Dünyaya örnek şanlı bir zafer

Türk ordusunun İtilaf Devletleri’ni yenilgiye uğratmasının ardından İtilaf birlikleri yavaş yavaş bölgeden çekilmeye başlar. Önce General Ian Hamilton görevden alınır. Ardından Birleşik Krallık’ın Harbiye Nazırı Lord Kitchener Çanakkale Cephesi’ne gelerek incelemelerde bulunur. Bulgaristan, Türk zaferinin ardından İttifak Devletleri’nin yanında savaşa katılır. Sonuçta 1915 yılının Aralık ayı itibarıyla Çanakkale işgal kuvvetlerinden arındırılır.

Türk askerinin savunma savaşlarındaki yeteneğine 5. Ordu’nun üstün liderliği eklenince Türk milleti Çanakkale’de görkemli bir zafer elde eder. Bu zafer, kadın-erkek, genç-yaşlı demeden topyekûn vatan toprakları için canını ortaya koyan Anadolu insanı arasında Millî Mücadele ruhunun filizlenmesine önayak olacak, Türk milletine özgürlüğü ve bağımsızlığını kazandıran Kurtuluş Savaşı’nın temeli Gelibolu’da atılacaktır. Öte yandan, Çanakkale Zaferi, Avustralya ve Yeni Zelanda halkları başta olmak üzere dünya genelinde, sömürge yönetimlerine karşı ulusal bağımsızlık fikrinin oluşmasında etkili olacaktır.

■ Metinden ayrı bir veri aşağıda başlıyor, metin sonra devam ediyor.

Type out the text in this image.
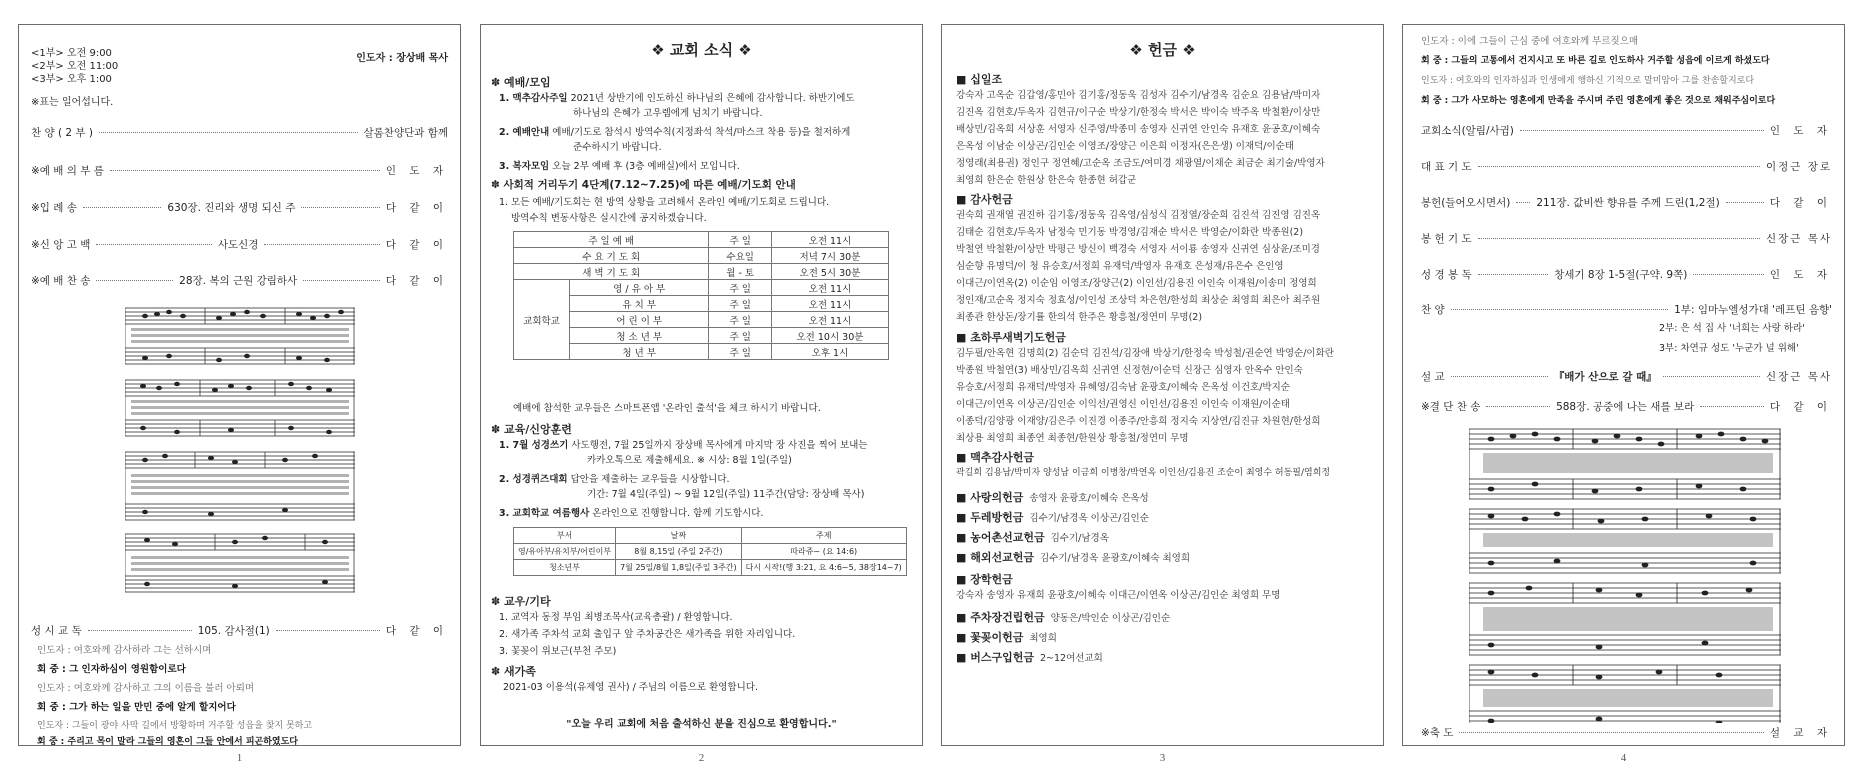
<1부> 오전 9:00
<2부> 오전 11:00
<3부> 오후 1:00
인도자 : 장상배 목사
※표는 일어섭니다.
찬 양 ( 2 부 )	살롬찬양단과 함께
※예 배 의 부 름	인 도 자
※입 례 송	630장. 진리와 생명 되신 주	다 같 이
※신 앙 고 백	사도신경	다 같 이
※예 배 찬 송	28장. 복의 근원 강림하사	다 같 이
성 시 교 독	105. 감사절(1)	다 같 이
인도자 : 여호와께 감사하라 그는 선하시며
회 중 : 그 인자하심이 영원함이로다
인도자 : 여호와께 감사하고 그의 이름을 불러 아뢰며
회 중 : 그가 하는 일을 만민 중에 알게 할지어다
인도자 : 그들이 광야 사막 길에서 방황하며 거주할 성읍을 찾지 못하고
회 중 : 주리고 목이 말라 그들의 영혼이 그들 안에서 피곤하였도다
1
❖ 교회 소식 ❖
✽ 예배/모임
1. 맥추감사주일 2021년 상반기에 인도하신 하나님의 은혜에 감사합니다. 하반기에도
하나님의 은혜가 고우렘에게 넘치기 바랍니다.
2. 예배안내 예배/기도로 참석시 방역수칙(지정좌석 착석/마스크 착용 등)을 철저하게
준수하시기 바랍니다.
3. 복자모임 오늘 2부 예배 후 (3층 예배실)에서 모입니다.
✽ 사회적 거리두기 4단계(7.12~7.25)에 따른 예배/기도회 안내
1. 모든 예배/기도회는 현 방역 상황을 고려해서 온라인 예배/기도회로 드립니다.
방역수칙 변동사항은 실시간에 공지하겠습니다.
주 일 예 배		주 일	오전 11시
수 요 기 도 회		수요일	저녁 7시 30분
새 벽 기 도 회		월 - 토	오전 5시 30분
교회학교	영 / 유 아 부	주 일	오전 11시
	유 치 부	주 일	오전 11시
	어 린 이 부	주 일	오전 11시
	청 소 년 부	주 일	오전 10시 30분
	청 년 부	주 일	오후 1시
예배에 참석한 교우들은 스마트폰앱 '온라인 출석'을 체크 하시기 바랍니다.
✽ 교육/신앙훈련
1. 7월 성경쓰기 사도행전, 7월 25일까지 장상배 목사에게 마지막 장 사진을 찍어 보내는
카카오톡으로 제출해세요. ※ 시상: 8월 1일(주일)
2. 성경퀴즈대회 답안을 제출하는 교우들을 시상합니다.
기간: 7월 4일(주일) ~ 9월 12일(주일) 11주간(담당: 장상배 목사)
3. 교회학교 여름행사 온라인으로 진행합니다. 함께 기도합시다.
부서	날짜	주제
영/유아부/유치부/어린이부	8월 8,15일 (주일 2주간)	따라쥬~ (요 14:6)
청소년부	7월 25일/8월 1,8일(주일 3주간)	다시 시작!(행 3:21, 요 4:6~5, 38장14~7)
✽ 교우/기타
1. 교역자 동정 부임 최병조목사(교육총괄) / 환영합니다.
2. 새가족 주차석 교회 출입구 앞 주차공간은 새가족을 위한 자리입니다.
3. 꽃꽂이 위보근(부천 주모)
✽ 새가족
2021-03 이용석(유제영 권사) / 주님의 이름으로 환영합니다.
"오늘 우리 교회에 처음 출석하신 분을 진심으로 환영합니다."
2
❖ 헌금 ❖
■ 십일조
강숙자 고옥순 김갑영/홍민아 김기홍/정동욱 김성자 김수기/남경옥 김순요 김용남/박미자
김진옥 김현호/두옥자 김현규/이구순 박상기/한정숙 박서은 박이숙 박주옥 박철환/이상만
배상민/김옥희 서상훈 서영자 신주영/박종미 송영자 신귀연 안인숙 유재호 윤공호/이혜숙
은옥성 이남순 이상곤/김인순 이영조/장양근 이은희 이정자(은은생) 이재덕/이순태
정영래(최용권) 정인구 정연혜/고순옥 조금도/여미경 채광열/이채순 최금순 최기술/박영자
최영희 한은순 한원상 한은숙 한종현 허갑군
■ 감사헌금
권숙희 권재열 권진하 김기홍/정동욱 김옥영/심성식 김정열/장순희 김진석 김진영 김진옥
김태순 김현호/두옥자 남정숙 민기동 박경영/김재순 박서은 박영순/이화란 박종원(2)
박철연 박철환/이상만 박평근 방신이 백경숙 서영자 서이룡 송영자 신귀연 심상윤/조미경
심순향 유명덕/이 청 유승호/서정희 유재덕/박영자 유재호 은성재/유은수 은인영
이대근/이연옥(2) 이순임 이영조/장양근(2) 이인선/김용진 이인숙 이재원/이송미 정영희
정인재/고순옥 정지숙 정효성/이인성 조상덕 차은현/한성희 최상순 최영희 최은아 최주원
최종관 한상돈/장기률 한의석 한주은 황흥철/정연미 무명(2)
■ 초하루새벽기도헌금
김두필/안옥현 김명희(2) 김순덕 김진석/김장애 박상기/한정숙 박성철/권순연 박영순/이화란
박종원 박철연(3) 배상민/김옥희 신귀연 신정현/이순덕 신장근 심영자 안옥수 안인숙
유승호/서정희 유재덕/박영자 유혜영/김숙남 윤광호/이혜숙 은옥성 이건호/박지순
이대근/이연옥 이상곤/김인순 이익선/권영신 이인선/김용진 이인숙 이재원/이순태
이종덕/김양광 이재양/김은주 이진경 이종주/안흥희 정지숙 지상연/김진규 차원현/한성희
최상용 최영희 최종연 최종현/한원상 황흥철/정연미 무명
■ 맥추감사헌금
곽길희 김용남/박미자 양성남 이금희 이병창/박연옥 이인선/김용진 조순이 최영수 허동필/염희정
■ 사랑의헌금 송영자 윤광호/이혜숙 은옥성
■ 두레방헌금 김수기/남경옥 이상곤/김인순
■ 농어촌선교헌금 김수기/남경옥
■ 해외선교헌금 김수기/남경옥 윤광호/이혜숙 최영희
■ 장학헌금
강숙자 송영자 유재희 윤광호/이혜숙 이대근/이연옥 이상곤/김인순 최영희 무명
■ 주차장건립헌금 양동은/박인순 이상곤/김인순
■ 꽃꽂이헌금 최영희
■ 버스구입헌금 2~12여선교회
3
인도자 : 이에 그들이 근심 중에 여호와께 부르짖으매
회 중 : 그들의 고통에서 건지시고 또 바른 길로 인도하사 거주할 성읍에 이르게 하셨도다
인도자 : 여호와의 인자하심과 인생에게 행하신 기적으로 말미암아 그를 찬송할지로다
회 중 : 그가 사모하는 영혼에게 만족을 주시며 주린 영혼에게 좋은 것으로 채워주심이로다
교회소식(알림/사귐)	인 도 자
대 표 기 도	이정근 장로
봉헌(들어오시면서) 211장. 값비싼 향유를 주께 드린(1,2절)	다 같 이
봉 헌 기 도	신장근 목사
성 경 봉 독	창세기 8장 1-5절(구약. 9쪽)	인 도 자
찬 양	1부: 임마누엘성가대 '레프틴 음향'
2부: 은 석 집 사 '너희는 사랑 하라'
3부: 차연규 성도 '누군가 널 위해'
설 교	『배가 산으로 갈 때』	신장근 목사
※결 단 찬 송	588장. 공중에 나는 새를 보라	다 같 이
※축 도	설 교 자
4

Gelibolu’yu, burada ortaya çıkan millî ruhu ve bu ruhun hangi koşullar altında doğduğunu anlatmanın en iyi yolu belki de Anafartalar Kahramanı’nın sözlerine başvurmaktır: “Mütekabil siperler arasında mesafemiz sekiz metre, yani ölüm muhakkak, muhakkak… Birinci siperdekiler, hiçbiri kurtulmamacasına kâmilen düşüyor, ikincidekiler onların yerine gidiyor. Fakat ne kadar şayanı gıpta bir itidal ve tevekkülle biliyor musunuz? Öleni görüyor, üç dakikaya kadar öleceğini biliyor, hiç ufak bir fütur bile göstermiyor; sarsılmak yok! Okumak bilenler ellerinde Kuran-ı Kerim, cennete girmeye hazırlanıyorlar. Bilmeyenler Kelime-i Şehadet getirerek yürüyorlar. Bu, Türk askerlerindeki ruh kuvvetini gösteren şayanı hayret ve tebrik bir misaldir. Emin olmalısınız ki Çanakkale Muharebesi’ni kazandıran, bu yüksek ruhtur.”